Group capital expenditure, excluding acquisitions, totaled €50 million much the same as in 2012. The net book value of fixed assets disposed of in 2013 was €3 million, down from €26 million in the previous year.
POST BALANCE SHEET EVENTS 31/12/2013
Group subsidiary, Titan Global Finance PLC (TGF), entered a €455 million multi – currency forward start revolving credit facility with a syndicate of Greek and international banks. The contract was signed on 30.01.2014, in London. The facility, which is guaranteed by Titan Cement S.A., matures in January 2018 and will be used for the refinancing of TGF’s existing syndicated facility, maturing in January 2015, as well as for general corporate purposes.
PROSPECTS FOR 2014
Recent trends in the Group’s markets justify a degree of reserved optimism for 2014, despite lingering uncertainties.
Cement consumption in the USA is expected to continue growing at a robust pace, largely owing to the recovery in the residential market. According to the estimates of the Portland Cement Association (PCA), all construction segments are expected to expand in 2014 and cement consumption should grow by at least 8%. The PCA estimates that cement consumption will grow at an even higher rate in the Southeast of the country where the majority of TITAN’s US operations are located. In Florida, cement consumption is forecasted to grow by double-digit figures over the next four years.
In Greece, cement demand is expected to increase for the first time since 2006, from the extremely low levels of 2013. The anticipated improvement is largely owed to the infrastructure segment, including road works. Expectations regarding the residential market remain muted.
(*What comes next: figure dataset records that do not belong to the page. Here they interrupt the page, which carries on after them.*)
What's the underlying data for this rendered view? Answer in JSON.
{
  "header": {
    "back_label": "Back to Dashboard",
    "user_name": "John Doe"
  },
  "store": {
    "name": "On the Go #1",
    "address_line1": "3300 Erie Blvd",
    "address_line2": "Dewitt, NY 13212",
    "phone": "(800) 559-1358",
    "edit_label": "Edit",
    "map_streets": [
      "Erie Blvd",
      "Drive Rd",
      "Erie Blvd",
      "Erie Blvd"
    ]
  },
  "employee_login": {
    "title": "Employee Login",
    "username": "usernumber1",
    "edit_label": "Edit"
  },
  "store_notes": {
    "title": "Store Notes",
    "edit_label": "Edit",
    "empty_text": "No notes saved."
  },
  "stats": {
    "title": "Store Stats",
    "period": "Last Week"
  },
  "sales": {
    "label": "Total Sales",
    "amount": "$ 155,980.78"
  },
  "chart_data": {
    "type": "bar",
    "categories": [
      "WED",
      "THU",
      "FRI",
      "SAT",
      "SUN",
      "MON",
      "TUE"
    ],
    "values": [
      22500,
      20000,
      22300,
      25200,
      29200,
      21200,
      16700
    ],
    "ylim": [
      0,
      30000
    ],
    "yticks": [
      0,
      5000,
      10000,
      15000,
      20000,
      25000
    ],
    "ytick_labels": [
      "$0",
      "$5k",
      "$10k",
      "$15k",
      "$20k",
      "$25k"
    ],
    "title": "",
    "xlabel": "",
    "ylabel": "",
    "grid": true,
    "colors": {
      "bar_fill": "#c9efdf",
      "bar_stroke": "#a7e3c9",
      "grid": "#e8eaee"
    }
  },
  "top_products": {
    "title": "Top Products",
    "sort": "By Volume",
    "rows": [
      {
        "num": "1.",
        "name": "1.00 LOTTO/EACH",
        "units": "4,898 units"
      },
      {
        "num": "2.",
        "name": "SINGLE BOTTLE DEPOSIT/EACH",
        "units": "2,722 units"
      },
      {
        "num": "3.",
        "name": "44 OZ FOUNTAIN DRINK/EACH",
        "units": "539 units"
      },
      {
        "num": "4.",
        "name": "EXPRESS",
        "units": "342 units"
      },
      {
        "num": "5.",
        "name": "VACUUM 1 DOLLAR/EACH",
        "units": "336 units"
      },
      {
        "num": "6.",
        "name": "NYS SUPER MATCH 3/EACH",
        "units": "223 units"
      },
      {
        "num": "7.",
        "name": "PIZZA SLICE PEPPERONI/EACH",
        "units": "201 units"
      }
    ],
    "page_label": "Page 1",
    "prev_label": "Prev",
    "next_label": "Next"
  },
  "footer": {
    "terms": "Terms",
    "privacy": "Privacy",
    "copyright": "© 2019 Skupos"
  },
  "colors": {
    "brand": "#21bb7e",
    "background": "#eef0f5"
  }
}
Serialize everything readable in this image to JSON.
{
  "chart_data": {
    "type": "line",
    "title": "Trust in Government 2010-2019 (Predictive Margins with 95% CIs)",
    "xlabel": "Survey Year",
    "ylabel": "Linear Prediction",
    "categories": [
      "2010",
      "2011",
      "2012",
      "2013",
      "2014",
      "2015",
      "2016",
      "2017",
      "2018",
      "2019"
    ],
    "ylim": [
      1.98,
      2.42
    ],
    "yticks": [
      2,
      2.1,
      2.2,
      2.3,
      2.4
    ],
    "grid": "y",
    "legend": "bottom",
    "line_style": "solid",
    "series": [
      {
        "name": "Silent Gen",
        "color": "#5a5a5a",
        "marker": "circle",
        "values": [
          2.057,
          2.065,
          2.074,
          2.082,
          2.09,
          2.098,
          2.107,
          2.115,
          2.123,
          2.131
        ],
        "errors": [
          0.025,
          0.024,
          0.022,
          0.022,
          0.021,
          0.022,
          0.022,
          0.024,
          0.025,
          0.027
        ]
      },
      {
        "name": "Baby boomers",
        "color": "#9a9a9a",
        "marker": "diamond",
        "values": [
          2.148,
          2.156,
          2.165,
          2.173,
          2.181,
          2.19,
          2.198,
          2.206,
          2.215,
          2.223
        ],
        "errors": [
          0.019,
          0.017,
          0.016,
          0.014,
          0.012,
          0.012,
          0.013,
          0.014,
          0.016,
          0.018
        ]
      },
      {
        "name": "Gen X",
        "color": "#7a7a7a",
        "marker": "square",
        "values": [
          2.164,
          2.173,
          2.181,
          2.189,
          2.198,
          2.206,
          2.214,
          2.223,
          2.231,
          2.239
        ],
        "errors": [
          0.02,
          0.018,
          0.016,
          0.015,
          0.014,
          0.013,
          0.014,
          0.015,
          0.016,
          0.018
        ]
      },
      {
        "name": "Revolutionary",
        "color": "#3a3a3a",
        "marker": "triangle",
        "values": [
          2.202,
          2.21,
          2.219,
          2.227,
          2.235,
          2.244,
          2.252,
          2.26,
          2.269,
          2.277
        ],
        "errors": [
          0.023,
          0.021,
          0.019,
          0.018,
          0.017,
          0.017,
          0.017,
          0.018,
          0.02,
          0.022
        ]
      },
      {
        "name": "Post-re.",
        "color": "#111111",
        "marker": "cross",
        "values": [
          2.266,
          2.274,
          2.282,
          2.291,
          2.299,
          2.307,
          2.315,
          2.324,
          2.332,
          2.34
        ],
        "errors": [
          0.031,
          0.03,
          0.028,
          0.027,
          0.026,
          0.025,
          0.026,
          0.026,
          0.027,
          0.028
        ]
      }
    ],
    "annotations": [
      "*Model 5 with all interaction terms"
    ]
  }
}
The outlook for construction in Southeastern Europe is stable, without expectations for meaningful growth in the current year, as the region continues to be held back by the crisis in neighboring European countries.
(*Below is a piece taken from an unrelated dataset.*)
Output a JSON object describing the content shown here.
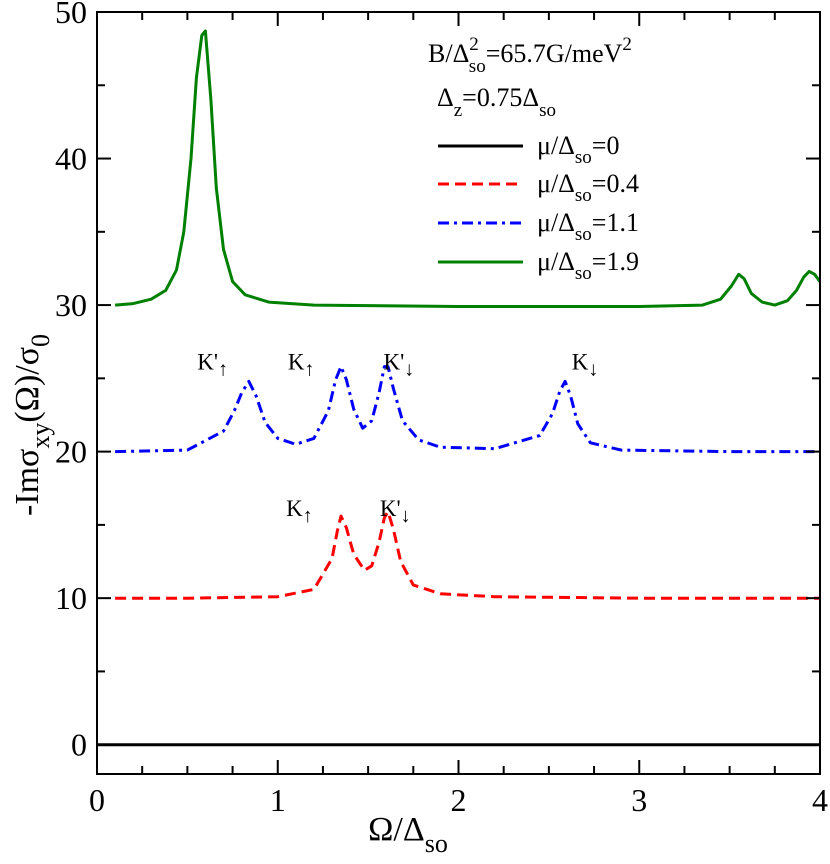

The Group’s biggest challenges are anticipated in the Eastern Mediterranean. Egypt, and to a lesser extent Turkey, are facing political uncertainty and heightened economic risks. Although demand has remained resilient, it is a difficult backdrop against which to make a forecast. Furthermore, obtaining sufficient fuel to operate the production facilities in Egypt has evolved into a key challenge. Finally, currency fluctuations are likely to continue having a significant impact on the Group’s results in the region.
PARENT COMPANY FINANCIAL RESULTS TITAN S.A.
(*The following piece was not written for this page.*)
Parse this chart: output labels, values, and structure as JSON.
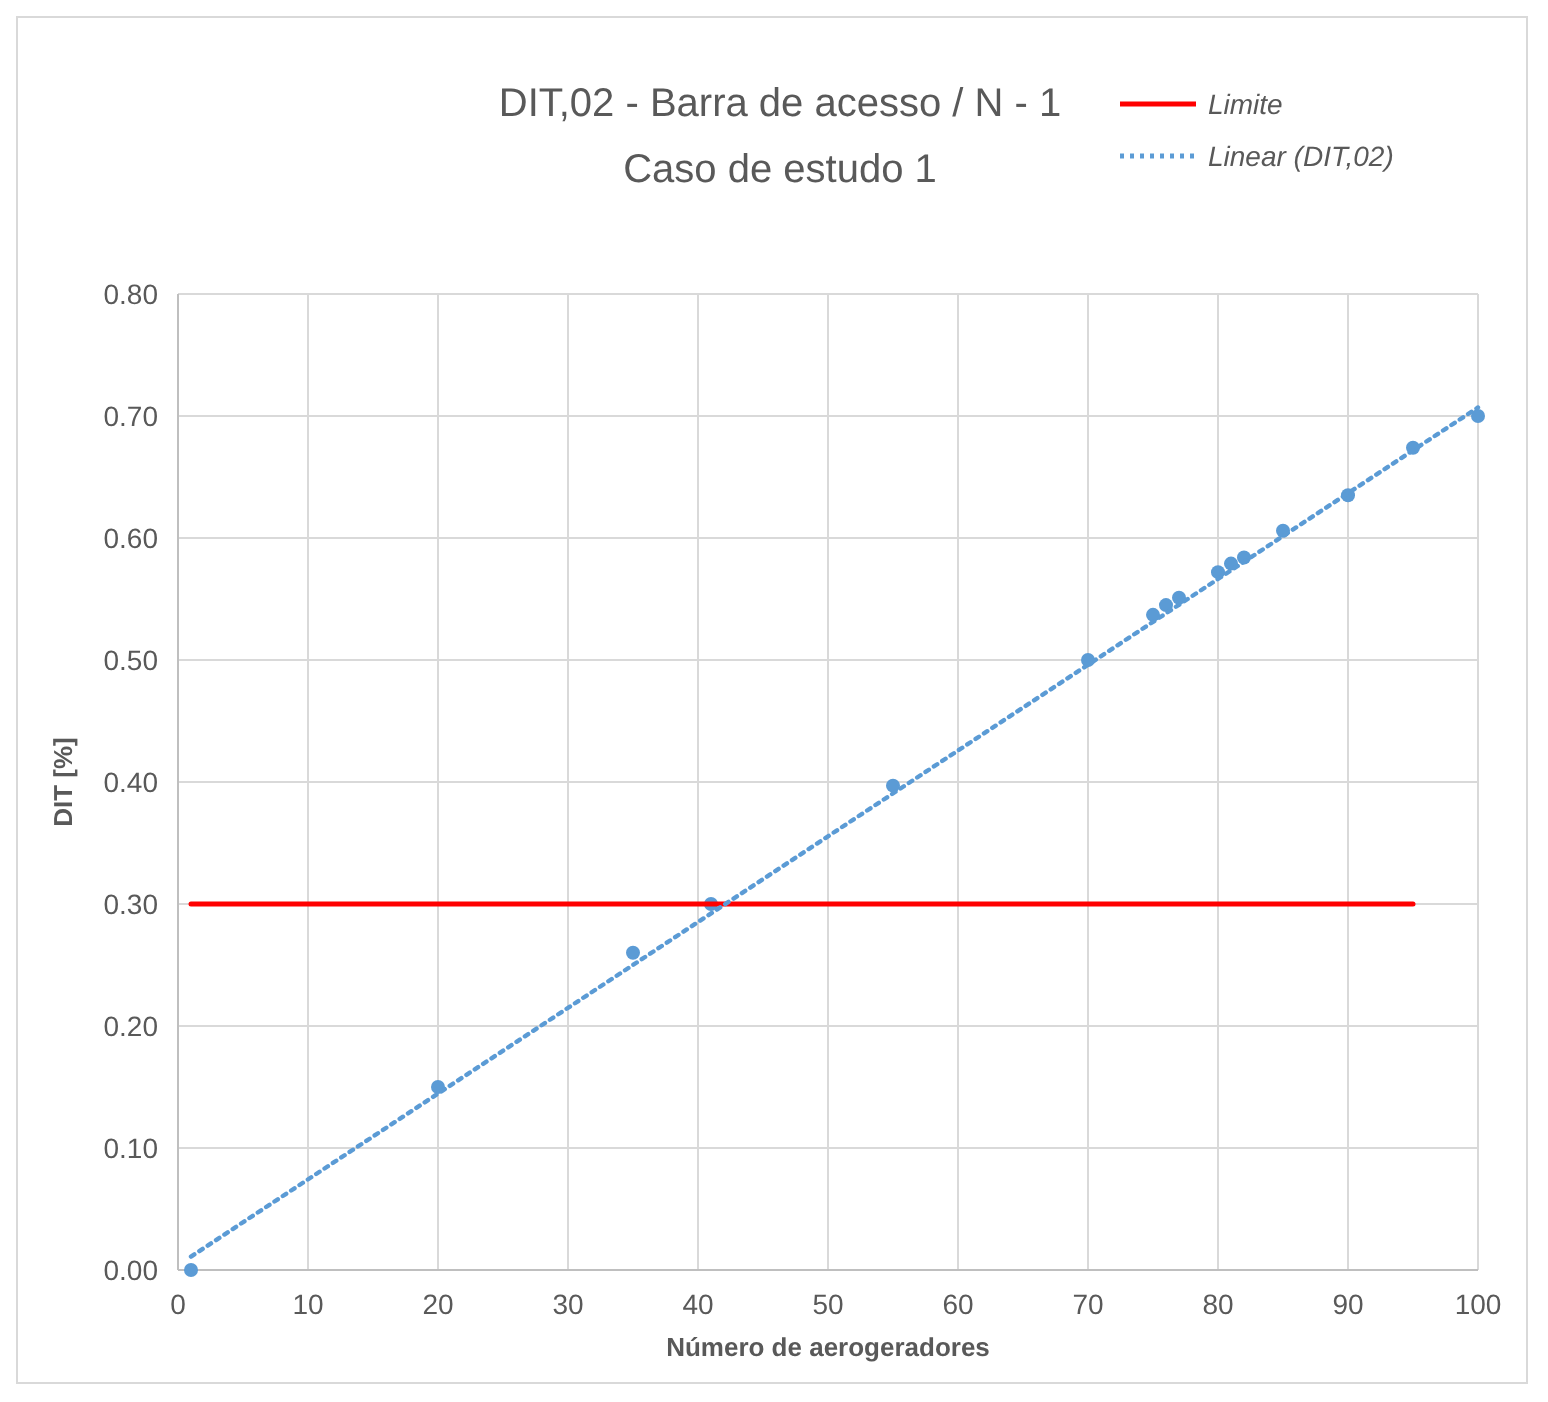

Turnover of TITAN Cement S.A. increased 6% to €235 million. EBITDA decreased 71% to €11 million. The Company’s net loss stood at €43 million in 2013, compared to a net loss of €16 million in 2012.
The improvement in Group operating profitability, in conjunction with a more optimistic outlook for 2014, allows the Board of Directors of TITAN Cement S.A. to propose to the Annual General Meeting of Shareholders, scheduled for 20.06.2014, the distribution of €0.10 per share from the Contingency Reserve.
TITAN is an independent cement and building materials producer with over 110 years of industry experience. Based in Greece, the Group owns cement plants in nine countries and is organized in four geographic regions: Greece & Western Europe, the USA, Southeastern Europe and the Eastern Mediterranean. Throughout its history TITAN has aimed to combine operational excellence with respect for people, society and the environment.
In 2013 the Group sold 17.2 m tons of cement and cementitious materials 3.4m. m3 of ready mixed concrete, 12.3 m tones of aggregates and various other building materials like concrete blocks, dry mortars etc.
Detailed financial and other information is available on the Titan Group website: www.titan-cement.com
The above announcement was communicated to the ASE and the HCMC, and was also posted on the website of the Athens Stock Exchange.